The idea of a deep state, as Lofgren deployed it, is very similar to the phenomenon of “inverted totalitarianism” that Sheldon Wolin describes in his heavily documented study, Democracy, Incorporated: Managed Democracy and the Specter of Inverted Totalitarianism. Wolin, a highly respected political scientist, argues that American democracy has morphed into a strange hybrid consisting of a shell of democratic formality surrounding a core of bureaucratic totalitarianism. He distinguishes between the traditional notion of totalitarianism, which involves overt authoritarianism by a dictator, and the emergent bureaucratic form that involves a complex merging of corporate economic interests and the entrenched powers of the state. Others may call this complex the “corporate state.”

Lofgren experienced the corporate state from the inside; Wolin examined it from the outside. Both conclude that the result is a fundamental loss of democracy. Now, the appropriation of the term, “the deep state,” by the extreme white nationalists and neo-fascists aligned with the Trump administration, is a political propaganda tactic used to attack any element of government that serves the public interest instead of the interests of the oligarchic elites that Trumpists serve.

The Trumpist use of “the deep state” is an element of the demagoguery that attempts to turn the public against any element of the government or the media that does not serve their interests. Any accurate reporting of Trumpist dissembling or destructive executive orders he deems “Fake News.” Notice that Trump’s appointments to his cabinet and agencies such as the Environmental Protection Administration, the Department of Energy, and the Department of Education, are all politically opposed to the very mandates of those departments and agencies.
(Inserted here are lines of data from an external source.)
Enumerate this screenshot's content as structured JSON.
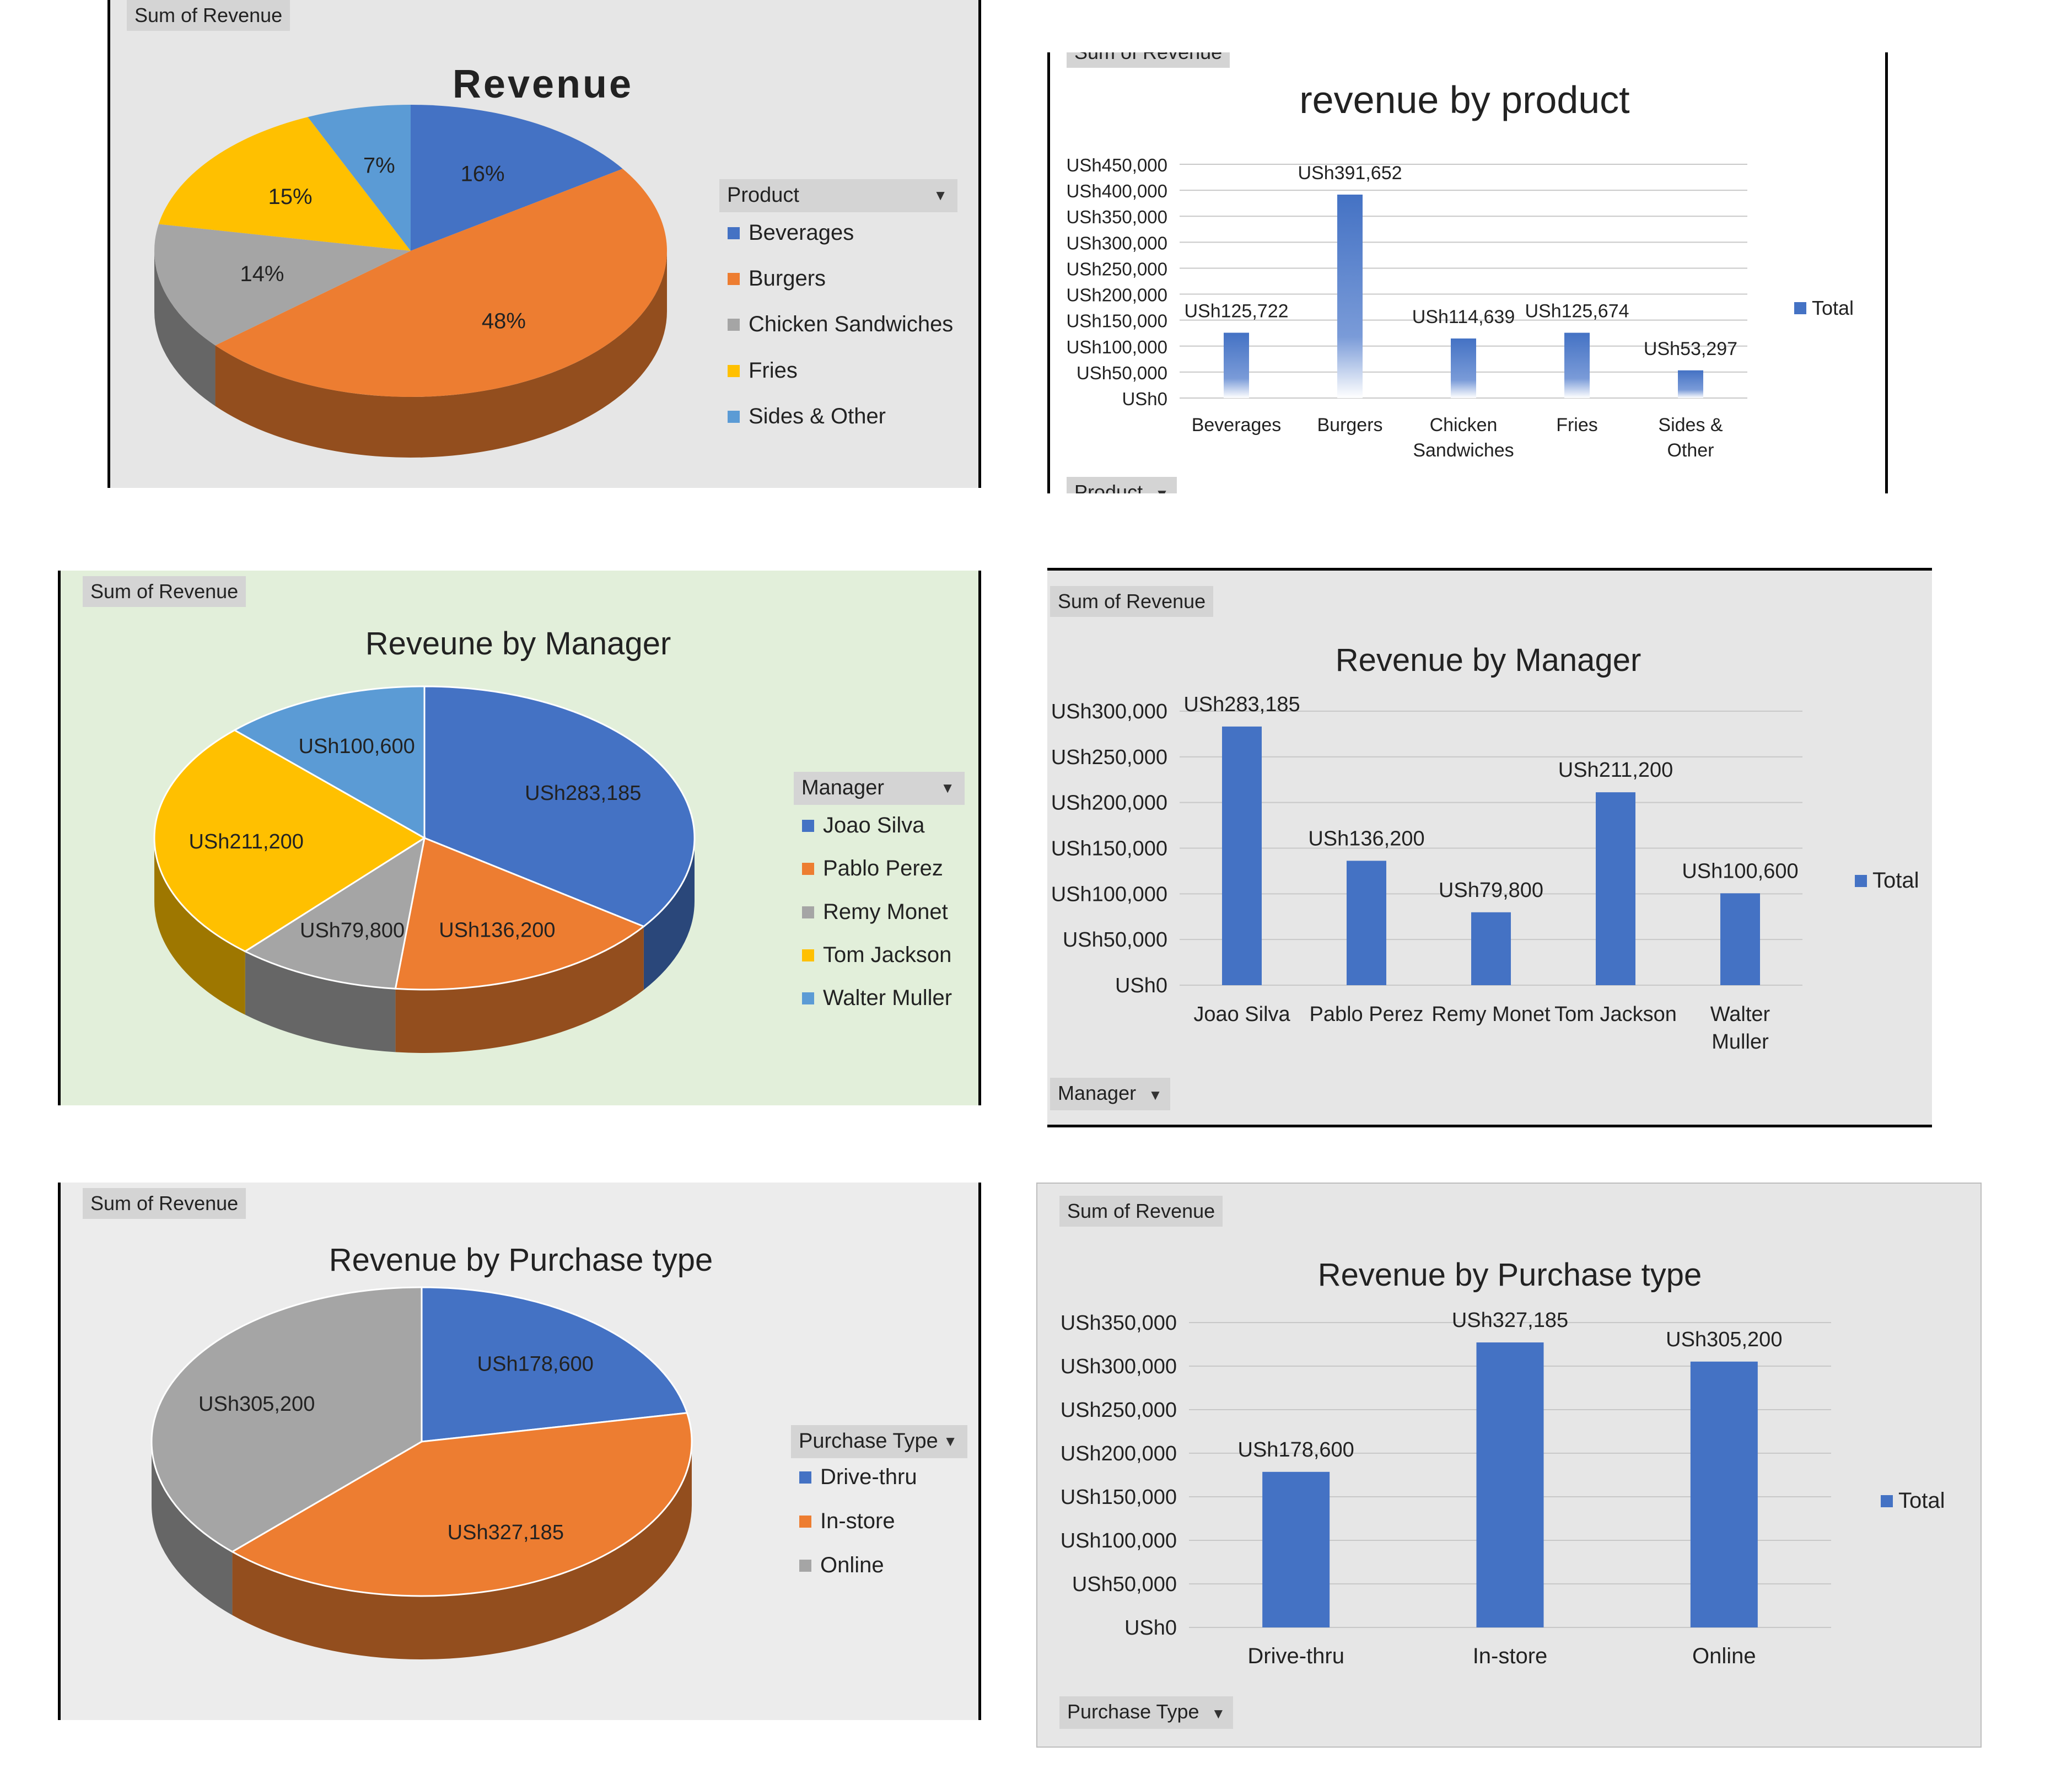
{
  "pill_label": "Sum of Revenue",
  "colors": {
    "blue": "#4472c4",
    "orange": "#ed7d31",
    "gray": "#a5a5a5",
    "yellow": "#ffc000",
    "lightblue": "#5b9bd5"
  },
  "panels": {
    "p1": {
      "title": "Revenue",
      "legend_title": "Product",
      "legend": [
        "Beverages",
        "Burgers",
        "Chicken Sandwiches",
        "Fries",
        "Sides & Other"
      ]
    },
    "p2": {
      "title": "revenue by product",
      "filter_label": "Product",
      "legend": "Total"
    },
    "p3": {
      "title": "Reveune by Manager",
      "legend_title": "Manager",
      "legend": [
        "Joao Silva",
        "Pablo Perez",
        "Remy Monet",
        "Tom Jackson",
        "Walter Muller"
      ]
    },
    "p4": {
      "title": "Revenue by Manager",
      "filter_label": "Manager",
      "legend": "Total"
    },
    "p5": {
      "title": "Revenue by Purchase type",
      "legend_title": "Purchase Type",
      "legend": [
        "Drive-thru",
        "In-store",
        "Online"
      ]
    },
    "p6": {
      "title": "Revenue by Purchase type",
      "filter_label": "Purchase Type",
      "legend": "Total"
    }
  },
  "chart_data": [
    {
      "type": "pie",
      "title": "Revenue",
      "categories": [
        "Beverages",
        "Burgers",
        "Chicken Sandwiches",
        "Fries",
        "Sides & Other"
      ],
      "values": [
        125722,
        391652,
        114639,
        125674,
        53297
      ],
      "data_labels": [
        "16%",
        "48%",
        "14%",
        "15%",
        "7%"
      ],
      "legend_title": "Product",
      "legend_position": "right"
    },
    {
      "type": "bar",
      "title": "revenue by product",
      "categories": [
        "Beverages",
        "Burgers",
        "Chicken Sandwiches",
        "Fries",
        "Sides & Other"
      ],
      "series": [
        {
          "name": "Total",
          "values": [
            125722,
            391652,
            114639,
            125674,
            53297
          ]
        }
      ],
      "data_labels": [
        "USh125,722",
        "USh391,652",
        "USh114,639",
        "USh125,674",
        "USh53,297"
      ],
      "yticks": [
        "USh0",
        "USh50,000",
        "USh100,000",
        "USh150,000",
        "USh200,000",
        "USh250,000",
        "USh300,000",
        "USh350,000",
        "USh400,000",
        "USh450,000"
      ],
      "ylim": [
        0,
        450000
      ],
      "grid": true,
      "legend_position": "right"
    },
    {
      "type": "pie",
      "title": "Reveune by Manager",
      "categories": [
        "Joao Silva",
        "Pablo Perez",
        "Remy Monet",
        "Tom Jackson",
        "Walter Muller"
      ],
      "values": [
        283185,
        136200,
        79800,
        211200,
        100600
      ],
      "data_labels": [
        "USh283,185",
        "USh136,200",
        "USh79,800",
        "USh211,200",
        "USh100,600"
      ],
      "legend_title": "Manager",
      "legend_position": "right"
    },
    {
      "type": "bar",
      "title": "Revenue by Manager",
      "categories": [
        "Joao Silva",
        "Pablo Perez",
        "Remy Monet",
        "Tom Jackson",
        "Walter Muller"
      ],
      "series": [
        {
          "name": "Total",
          "values": [
            283185,
            136200,
            79800,
            211200,
            100600
          ]
        }
      ],
      "data_labels": [
        "USh283,185",
        "USh136,200",
        "USh79,800",
        "USh211,200",
        "USh100,600"
      ],
      "yticks": [
        "USh0",
        "USh50,000",
        "USh100,000",
        "USh150,000",
        "USh200,000",
        "USh250,000",
        "USh300,000"
      ],
      "ylim": [
        0,
        300000
      ],
      "grid": true,
      "legend_position": "right"
    },
    {
      "type": "pie",
      "title": "Revenue by Purchase type",
      "categories": [
        "Drive-thru",
        "In-store",
        "Online"
      ],
      "values": [
        178600,
        327185,
        305200
      ],
      "data_labels": [
        "USh178,600",
        "USh327,185",
        "USh305,200"
      ],
      "legend_title": "Purchase Type",
      "legend_position": "right"
    },
    {
      "type": "bar",
      "title": "Revenue by Purchase type",
      "categories": [
        "Drive-thru",
        "In-store",
        "Online"
      ],
      "series": [
        {
          "name": "Total",
          "values": [
            178600,
            327185,
            305200
          ]
        }
      ],
      "data_labels": [
        "USh178,600",
        "USh327,185",
        "USh305,200"
      ],
      "yticks": [
        "USh0",
        "USh50,000",
        "USh100,000",
        "USh150,000",
        "USh200,000",
        "USh250,000",
        "USh300,000",
        "USh350,000"
      ],
      "ylim": [
        0,
        350000
      ],
      "grid": true,
      "legend_position": "right"
    }
  ]
}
These neo-fascists are not so much interested in destroying the deep state as in taking it over.

The overwhelming majority of appointments to key posts Trump has drawn from Wall Street, the Military, and far-right politicians. He has attempted to turn the intelligence agencies into political operations. The deep state has become an even deeper penetration of oligarchic interests into the center of federal government operations. The deep state is now much deeper and more corrupt than before. Corruption is the essence of destroying democracy.